Pengurus HMI Cabang Lubuk Linggau Tegaskan ASN Harus Netral dalam Pilkada 2024
Jendelakita.my.id - Aparatur Sipil Negara (ASN) adalah bagian dari birokrasi negara yang memiliki tugas untuk menjalankan fungsi pemerintahan secara profesional, jujur, dan berintegritas. ASN dituntut bebas dari intervensi politik serta bersih dari praktik korupsi, kolusi, dan nepotisme. ASN juga memiliki peran strategis sebagai perencana, pelaksana, dan pengawas dalam penyelenggaraan tugas umum pemerintahan serta pembangunan nasional.
Dalam rangka Pilkada di wilayah Musi Rawas, Lubuk Linggau, dan Musi Rawas Utara, pengurus HMI Cabang Lubuk Linggau menegaskan agar ASN tetap netral tanpa memihak kepada calon mana pun. Masyarakat yang mengetahui ASN tidak bersikap netral atau berada di bawah ancaman salah satu pasangan calon (seperti yang dilaporkan terjadi di beberapa daerah) diimbau untuk segera melaporkannya ke Bawaslu kabupaten/kota. Hal ini disampaikan oleh Rebi Saryadi, pengurus Himpunan Mahasiswa Islam (HMI) Cabang Lubuk Linggau.
Isu netralitas ASN memang selalu mencuat dalam setiap hajatan politik, baik di tingkat daerah maupun nasional. Posisi strategis ASN yang memiliki akses pada kebijakan, anggaran, dan fasilitas kedinasan membuat mereka sering menjadi sasaran untuk dimanfaatkan dalam persaingan politik.
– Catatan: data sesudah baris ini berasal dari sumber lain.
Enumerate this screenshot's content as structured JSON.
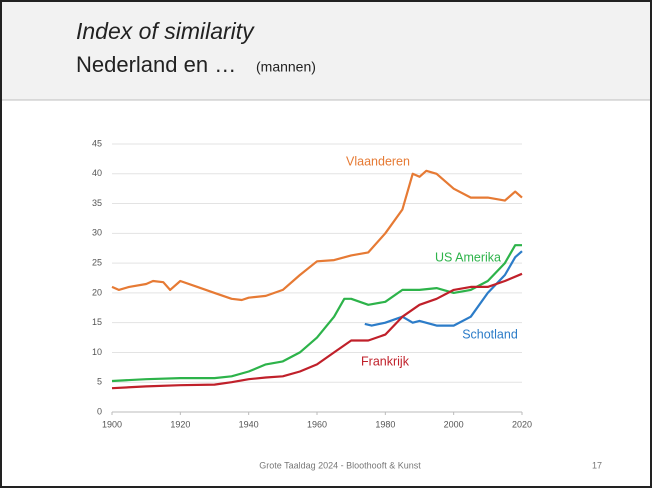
{
  "header": {
    "title": "Index of similarity",
    "subtitle": "Nederland en …",
    "subtitle_note": "(mannen)"
  },
  "footer": {
    "text": "Grote Taaldag 2024 - Bloothooft & Kunst",
    "page": "17"
  },
  "chart_data": {
    "type": "line",
    "xlim": [
      1900,
      2020
    ],
    "xticks": [
      1900,
      1920,
      1940,
      1960,
      1980,
      2000,
      2020
    ],
    "ylim": [
      0,
      45
    ],
    "yticks": [
      0,
      5,
      10,
      15,
      20,
      25,
      30,
      35,
      40,
      45
    ],
    "grid": true,
    "series": [
      {
        "name": "Vlaanderen",
        "color": "#e67a34",
        "x": [
          1900,
          1902,
          1905,
          1910,
          1912,
          1915,
          1917,
          1920,
          1925,
          1930,
          1935,
          1938,
          1940,
          1945,
          1950,
          1955,
          1960,
          1965,
          1970,
          1975,
          1980,
          1985,
          1988,
          1990,
          1992,
          1995,
          2000,
          2005,
          2010,
          2015,
          2018,
          2020
        ],
        "values": [
          21,
          20.5,
          21,
          21.5,
          22,
          21.8,
          20.5,
          22,
          21,
          20,
          19,
          18.8,
          19.2,
          19.5,
          20.5,
          23,
          25.3,
          25.5,
          26.3,
          26.8,
          30,
          34,
          40,
          39.5,
          40.5,
          40,
          37.5,
          36,
          36,
          35.5,
          37,
          36
        ]
      },
      {
        "name": "US Amerika",
        "color": "#2db34a",
        "x": [
          1900,
          1910,
          1920,
          1930,
          1935,
          1940,
          1945,
          1950,
          1955,
          1960,
          1965,
          1968,
          1970,
          1975,
          1980,
          1985,
          1990,
          1995,
          2000,
          2005,
          2010,
          2015,
          2018,
          2020
        ],
        "values": [
          5.2,
          5.5,
          5.7,
          5.7,
          6,
          6.8,
          8,
          8.5,
          10,
          12.5,
          16,
          19,
          19,
          18,
          18.5,
          20.5,
          20.5,
          20.8,
          20,
          20.5,
          22,
          25,
          28,
          28
        ]
      },
      {
        "name": "Schotland",
        "color": "#2c7cc8",
        "x": [
          1974,
          1976,
          1980,
          1985,
          1988,
          1990,
          1995,
          2000,
          2005,
          2010,
          2015,
          2018,
          2020
        ],
        "values": [
          14.8,
          14.5,
          15,
          16,
          15,
          15.3,
          14.5,
          14.5,
          16,
          20,
          23,
          26,
          27
        ]
      },
      {
        "name": "Frankrijk",
        "color": "#c0202a",
        "x": [
          1900,
          1910,
          1920,
          1930,
          1935,
          1940,
          1945,
          1950,
          1955,
          1960,
          1965,
          1970,
          1975,
          1980,
          1985,
          1990,
          1995,
          2000,
          2005,
          2010,
          2015,
          2020
        ],
        "values": [
          4,
          4.3,
          4.5,
          4.6,
          5,
          5.5,
          5.8,
          6,
          6.8,
          8,
          10,
          12,
          12,
          13,
          16,
          18,
          19,
          20.5,
          21,
          21,
          22,
          23.2
        ]
      }
    ]
  }
}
Berdasarkan hukum administrasi pemerintahan, netralitas ASN adalah hal final dan wajib ditaati. Hal ini tercantum dalam UU No. 20 Tahun 2023 tentang ASN, yang secara tegas menyebutkan asas netralitas (Pasal 2 huruf f), yakni bahwa setiap ASN tidak boleh terpengaruh dan tidak memihak kepada kepentingan mana pun.
Selain itu, Pasal 12 UU No. 20 Tahun 2023 juga menyatakan bahwa ASN berperan sebagai perencana, pelaksana, dan pengawas penyelenggaraan tugas umum pemerintahan dan pembangunan nasional melalui pelaksanaan kebijakan serta pelayanan publik yang profesional, bebas dari intervensi politik, dan bersih dari praktik korupsi, kolusi, dan nepotisme.
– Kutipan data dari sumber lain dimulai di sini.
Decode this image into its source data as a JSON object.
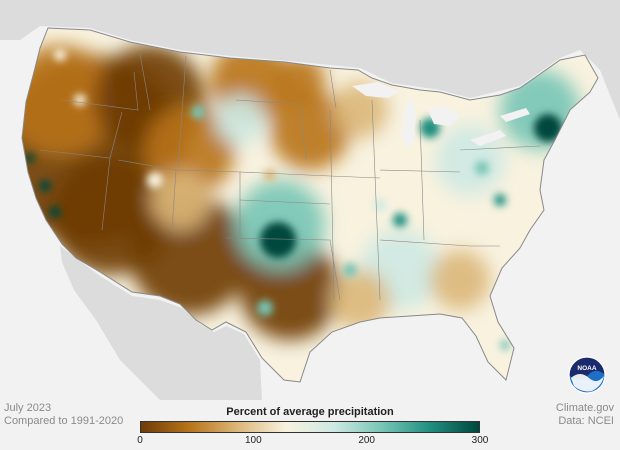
{
  "info_left": {
    "date": "July 2023",
    "baseline": "Compared to 1991-2020"
  },
  "info_right": {
    "source_site": "Climate.gov",
    "data_source": "Data: NCEI"
  },
  "logo": {
    "text": "NOAA"
  },
  "legend": {
    "title": "Percent of average precipitation",
    "ticks": [
      {
        "value": 0,
        "label": "0"
      },
      {
        "value": 100,
        "label": "100"
      },
      {
        "value": 200,
        "label": "200"
      },
      {
        "value": 300,
        "label": "300"
      }
    ],
    "min": 0,
    "max": 300,
    "colors": [
      "#6e3c06",
      "#b8731a",
      "#dcb779",
      "#f8f2df",
      "#cde9e3",
      "#77c5b6",
      "#1f8e7f",
      "#00473c"
    ]
  },
  "map": {
    "subject": "Percent of average precipitation, contiguous United States",
    "water_color": "#f2f2f2",
    "land_color": "#dcdcdc",
    "border_color": "#888888"
  }
}
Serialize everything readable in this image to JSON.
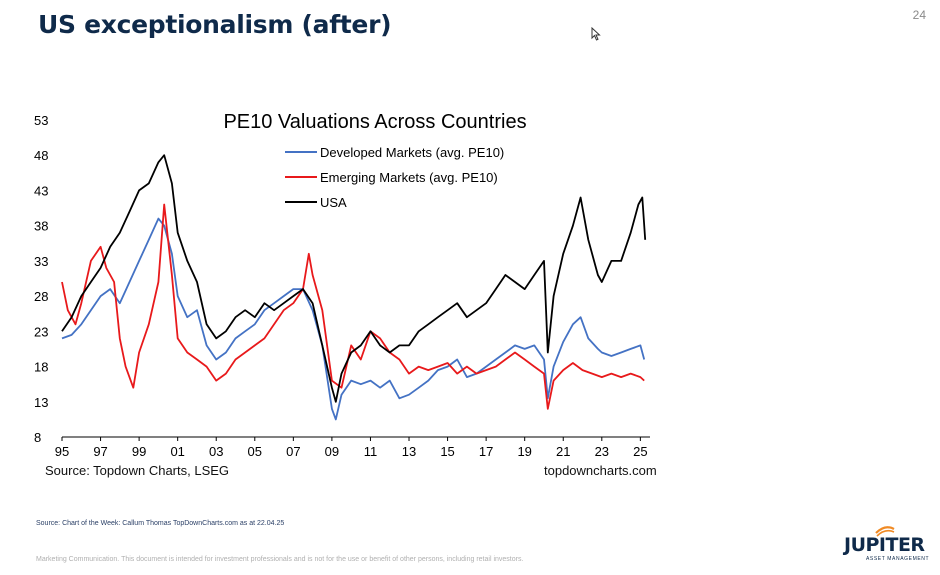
{
  "slide": {
    "title": "US exceptionalism (after)",
    "page_number": "24",
    "footer_source": "Source: Chart of the Week: Callum Thomas TopDownCharts.com  as at 22.04.25",
    "disclaimer": "Marketing Communication. This document is intended for investment professionals and is not for the use or benefit of other persons, including retail investors.",
    "logo_text": "JUPITER",
    "logo_subtext": "ASSET MANAGEMENT",
    "logo_icon": "jupiter-swirl-icon",
    "logo_color": "#f08a24",
    "cursor_icon": "mouse-pointer-icon"
  },
  "chart_data": {
    "type": "line",
    "title": "PE10 Valuations Across Countries",
    "source": "Source: Topdown Charts, LSEG",
    "site": "topdowncharts.com",
    "xlabel": "",
    "ylabel": "",
    "x_ticks": [
      "95",
      "97",
      "99",
      "01",
      "03",
      "05",
      "07",
      "09",
      "11",
      "13",
      "15",
      "17",
      "19",
      "21",
      "23",
      "25"
    ],
    "y_ticks": [
      53,
      48,
      43,
      38,
      33,
      28,
      23,
      18,
      13,
      8
    ],
    "xlim": [
      1995,
      2025.5
    ],
    "ylim": [
      8,
      53
    ],
    "grid": false,
    "legend_position": "top-center",
    "series": [
      {
        "name": "Developed Markets (avg. PE10)",
        "color": "#4472c4",
        "x": [
          1995.0,
          1995.5,
          1996.0,
          1996.5,
          1997.0,
          1997.5,
          1998.0,
          1998.5,
          1999.0,
          1999.5,
          2000.0,
          2000.3,
          2000.7,
          2001.0,
          2001.5,
          2002.0,
          2002.5,
          2003.0,
          2003.5,
          2004.0,
          2004.5,
          2005.0,
          2005.5,
          2006.0,
          2006.5,
          2007.0,
          2007.5,
          2008.0,
          2008.5,
          2009.0,
          2009.2,
          2009.5,
          2010.0,
          2010.5,
          2011.0,
          2011.5,
          2012.0,
          2012.5,
          2013.0,
          2013.5,
          2014.0,
          2014.5,
          2015.0,
          2015.5,
          2016.0,
          2016.5,
          2017.0,
          2017.5,
          2018.0,
          2018.5,
          2019.0,
          2019.5,
          2020.0,
          2020.2,
          2020.5,
          2021.0,
          2021.5,
          2021.9,
          2022.3,
          2022.8,
          2023.0,
          2023.5,
          2024.0,
          2024.5,
          2025.0,
          2025.2
        ],
        "y": [
          22,
          22.5,
          24,
          26,
          28,
          29,
          27,
          30,
          33,
          36,
          39,
          38,
          34,
          28,
          25,
          26,
          21,
          19,
          20,
          22,
          23,
          24,
          26,
          27,
          28,
          29,
          29,
          26,
          21,
          12,
          10.5,
          14,
          16,
          15.5,
          16,
          15,
          16,
          13.5,
          14,
          15,
          16,
          17.5,
          18,
          19,
          16.5,
          17,
          18,
          19,
          20,
          21,
          20.5,
          21,
          19,
          13.5,
          18,
          21.5,
          24,
          25,
          22,
          20.5,
          20,
          19.5,
          20,
          20.5,
          21,
          19
        ]
      },
      {
        "name": "Emerging Markets (avg. PE10)",
        "color": "#e8191b",
        "x": [
          1995.0,
          1995.3,
          1995.7,
          1996.0,
          1996.5,
          1997.0,
          1997.3,
          1997.7,
          1998.0,
          1998.3,
          1998.7,
          1999.0,
          1999.5,
          2000.0,
          2000.3,
          2000.7,
          2001.0,
          2001.5,
          2002.0,
          2002.5,
          2003.0,
          2003.5,
          2004.0,
          2004.5,
          2005.0,
          2005.5,
          2006.0,
          2006.5,
          2007.0,
          2007.5,
          2007.8,
          2008.0,
          2008.5,
          2009.0,
          2009.5,
          2010.0,
          2010.5,
          2011.0,
          2011.5,
          2012.0,
          2012.5,
          2013.0,
          2013.5,
          2014.0,
          2014.5,
          2015.0,
          2015.5,
          2016.0,
          2016.5,
          2017.0,
          2017.5,
          2018.0,
          2018.5,
          2019.0,
          2019.5,
          2020.0,
          2020.2,
          2020.5,
          2021.0,
          2021.5,
          2022.0,
          2022.5,
          2023.0,
          2023.5,
          2024.0,
          2024.5,
          2025.0,
          2025.2
        ],
        "y": [
          30,
          26,
          24,
          27,
          33,
          35,
          32,
          30,
          22,
          18,
          15,
          20,
          24,
          30,
          41,
          31,
          22,
          20,
          19,
          18,
          16,
          17,
          19,
          20,
          21,
          22,
          24,
          26,
          27,
          29,
          34,
          31,
          26,
          16,
          15,
          21,
          19,
          23,
          22,
          20,
          19,
          17,
          18,
          17.5,
          18,
          18.5,
          17,
          18,
          17,
          17.5,
          18,
          19,
          20,
          19,
          18,
          17,
          12,
          16,
          17.5,
          18.5,
          17.5,
          17,
          16.5,
          17,
          16.5,
          17,
          16.5,
          16
        ]
      },
      {
        "name": "USA",
        "color": "#000000",
        "x": [
          1995.0,
          1995.5,
          1996.0,
          1996.5,
          1997.0,
          1997.5,
          1998.0,
          1998.5,
          1999.0,
          1999.5,
          2000.0,
          2000.3,
          2000.7,
          2001.0,
          2001.5,
          2002.0,
          2002.5,
          2003.0,
          2003.5,
          2004.0,
          2004.5,
          2005.0,
          2005.5,
          2006.0,
          2006.5,
          2007.0,
          2007.5,
          2008.0,
          2008.5,
          2009.0,
          2009.2,
          2009.5,
          2010.0,
          2010.5,
          2011.0,
          2011.5,
          2012.0,
          2012.5,
          2013.0,
          2013.5,
          2014.0,
          2014.5,
          2015.0,
          2015.5,
          2016.0,
          2016.5,
          2017.0,
          2017.5,
          2018.0,
          2018.5,
          2019.0,
          2019.5,
          2020.0,
          2020.2,
          2020.5,
          2021.0,
          2021.5,
          2021.9,
          2022.3,
          2022.8,
          2023.0,
          2023.5,
          2024.0,
          2024.5,
          2024.9,
          2025.1,
          2025.25
        ],
        "y": [
          23,
          25,
          28,
          30,
          32,
          35,
          37,
          40,
          43,
          44,
          47,
          48,
          44,
          37,
          33,
          30,
          24,
          22,
          23,
          25,
          26,
          25,
          27,
          26,
          27,
          28,
          29,
          27,
          21,
          15,
          13,
          17,
          20,
          21,
          23,
          21,
          20,
          21,
          21,
          23,
          24,
          25,
          26,
          27,
          25,
          26,
          27,
          29,
          31,
          30,
          29,
          31,
          33,
          20,
          28,
          34,
          38,
          42,
          36,
          31,
          30,
          33,
          33,
          37,
          41,
          42,
          36
        ]
      }
    ]
  }
}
Rebi Saryadi juga menambahkan bahwa pelanggaran netralitas ASN dapat terjadi melalui media sosial, yang tanpa disadari dapat membuat ASN terlibat dalam kampanye salah satu peserta pemilu. Media sosial seperti Facebook, WhatsApp, Twitter, dan Instagram dapat menjerumuskan ASN hingga terlibat sebagai juru kampanye atau tim sukses terselubung. Faktor yang menyebabkan pelanggaran netralitas ASN meliputi kurangnya pengawasan dan lemahnya sanksi terhadap pelanggar.
Menurut UU No. 5 Tahun 2014 tentang ASN, Pasal 2 huruf f menegaskan bahwa kebijakan dan manajemen ASN harus berdasarkan asas netralitas. Bahkan, dalam UU No. 7 Tahun 2017 tentang Pemilu, Pasal 280 ayat (2), disebutkan bahwa ASN, pimpinan lembaga peradilan seperti Mahkamah Agung dan Mahkamah Konstitusi, perangkat desa, dan kelurahan dilarang terlibat dalam kampanye. Jika tetap terlibat, mereka akan dikenakan sanksi pidana kurungan dan denda.
Sanksi ini diatur dalam Pasal 494 UU No. 7 Tahun 2017, yang menyatakan bahwa ASN, anggota TNI, Polri, kepala desa, perangkat desa, dan anggota badan permusyawaratan desa yang terlibat dalam kampanye dapat dipidana kurungan hingga satu tahun dan didenda hingga Rp12.000.000,00 (dua belas juta rupiah).